What oil does to democracy: Andrew Nikiforuk at TEDxCalgary
Andrew Nikiforuk is a specialist in energy and economics. In this talk from TEDxCalgary, he discusses petrostates-economies where oil accounts for more than twenty percent of revenue. Nikiforuk tells us that these economies share the same chronic problems — overspending and under-taxing — and are in danger of becoming undemocratic. The solution he presents is an instate taxation structure like those that are in place in non-oil economies. If successful, this system would increase public inclusiveness and prevent one vested interest from dominating the political process.

Hey politicians! Talk like people: Natascha Engel at TEDxHousesofParliament
British Member of Parliament Natascha Engel walks the walk in this engaging talk calling for simplified political language. At TEDxHousesofParliament, Engel compares the relationship between a politician and a constituent to a failing marriage.
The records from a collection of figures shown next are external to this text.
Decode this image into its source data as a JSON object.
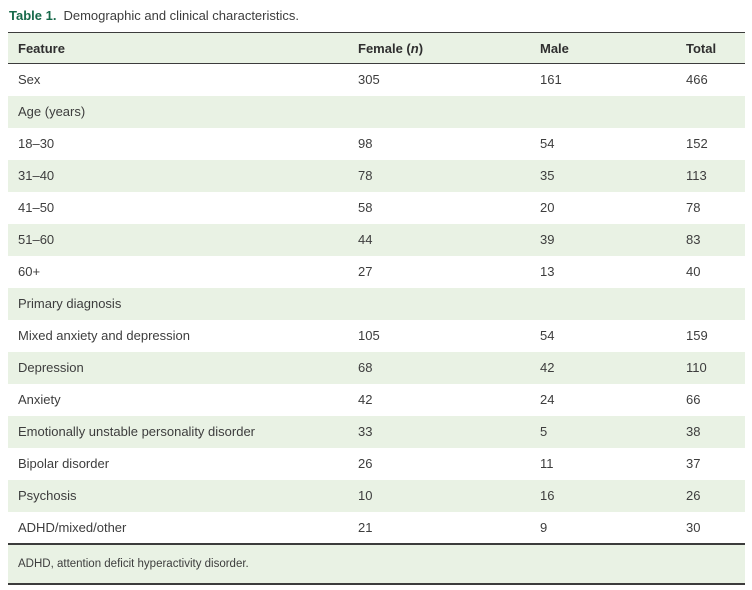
{
  "caption": {
    "label": "Table 1.",
    "text": "Demographic and clinical characteristics."
  },
  "colors": {
    "accent_green": "#17694a",
    "row_shade": "#e9f2e4",
    "rule": "#3c3c3c",
    "text": "#3d3d3d"
  },
  "chart_data": {
    "type": "table",
    "title": "Table 1. Demographic and clinical characteristics.",
    "columns": [
      {
        "pre": "Feature",
        "italic": "",
        "post": ""
      },
      {
        "pre": "Female (",
        "italic": "n",
        "post": ")"
      },
      {
        "pre": "Male",
        "italic": "",
        "post": ""
      },
      {
        "pre": "Total",
        "italic": "",
        "post": ""
      }
    ],
    "rows": [
      {
        "feature": "Sex",
        "female": "305",
        "male": "161",
        "total": "466",
        "section": false
      },
      {
        "feature": "Age (years)",
        "female": "",
        "male": "",
        "total": "",
        "section": true
      },
      {
        "feature": "18–30",
        "female": "98",
        "male": "54",
        "total": "152",
        "section": false
      },
      {
        "feature": "31–40",
        "female": "78",
        "male": "35",
        "total": "113",
        "section": false
      },
      {
        "feature": "41–50",
        "female": "58",
        "male": "20",
        "total": "78",
        "section": false
      },
      {
        "feature": "51–60",
        "female": "44",
        "male": "39",
        "total": "83",
        "section": false
      },
      {
        "feature": "60+",
        "female": "27",
        "male": "13",
        "total": "40",
        "section": false
      },
      {
        "feature": "Primary diagnosis",
        "female": "",
        "male": "",
        "total": "",
        "section": true
      },
      {
        "feature": "Mixed anxiety and depression",
        "female": "105",
        "male": "54",
        "total": "159",
        "section": false
      },
      {
        "feature": "Depression",
        "female": "68",
        "male": "42",
        "total": "110",
        "section": false
      },
      {
        "feature": "Anxiety",
        "female": "42",
        "male": "24",
        "total": "66",
        "section": false
      },
      {
        "feature": "Emotionally unstable personality disorder",
        "female": "33",
        "male": "5",
        "total": "38",
        "section": false
      },
      {
        "feature": "Bipolar disorder",
        "female": "26",
        "male": "11",
        "total": "37",
        "section": false
      },
      {
        "feature": "Psychosis",
        "female": "10",
        "male": "16",
        "total": "26",
        "section": false
      },
      {
        "feature": "ADHD/mixed/other",
        "female": "21",
        "male": "9",
        "total": "30",
        "section": false
      }
    ],
    "footnote": "ADHD, attention deficit hyperactivity disorder."
  }
}
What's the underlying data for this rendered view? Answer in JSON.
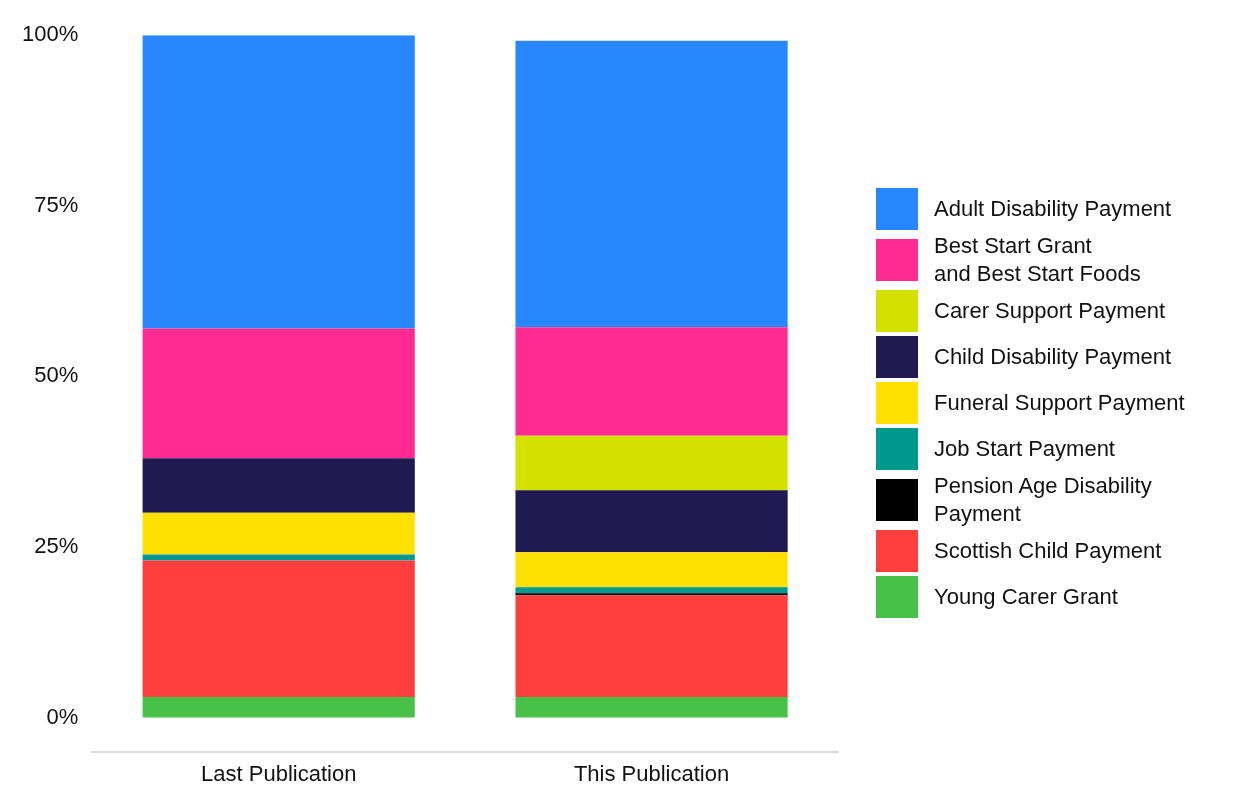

Engel is refreshing and funny in addressing one of the most topical issues of a modern democracy.

Are you more than your atoms?: Erica Carlson at TEDxPurdueU
At TEDxPurdueU, physics Professor Erica Carlson puts the most complex science into a human context. Reductionism is explaining something through studying it at its most basic level but Carlson tells us that this isn’t always useful; we cannot begin to try and answer the ultimate question of what makes us human if we understand complex structures as just the sum of their parts. We are more than our atoms, she says.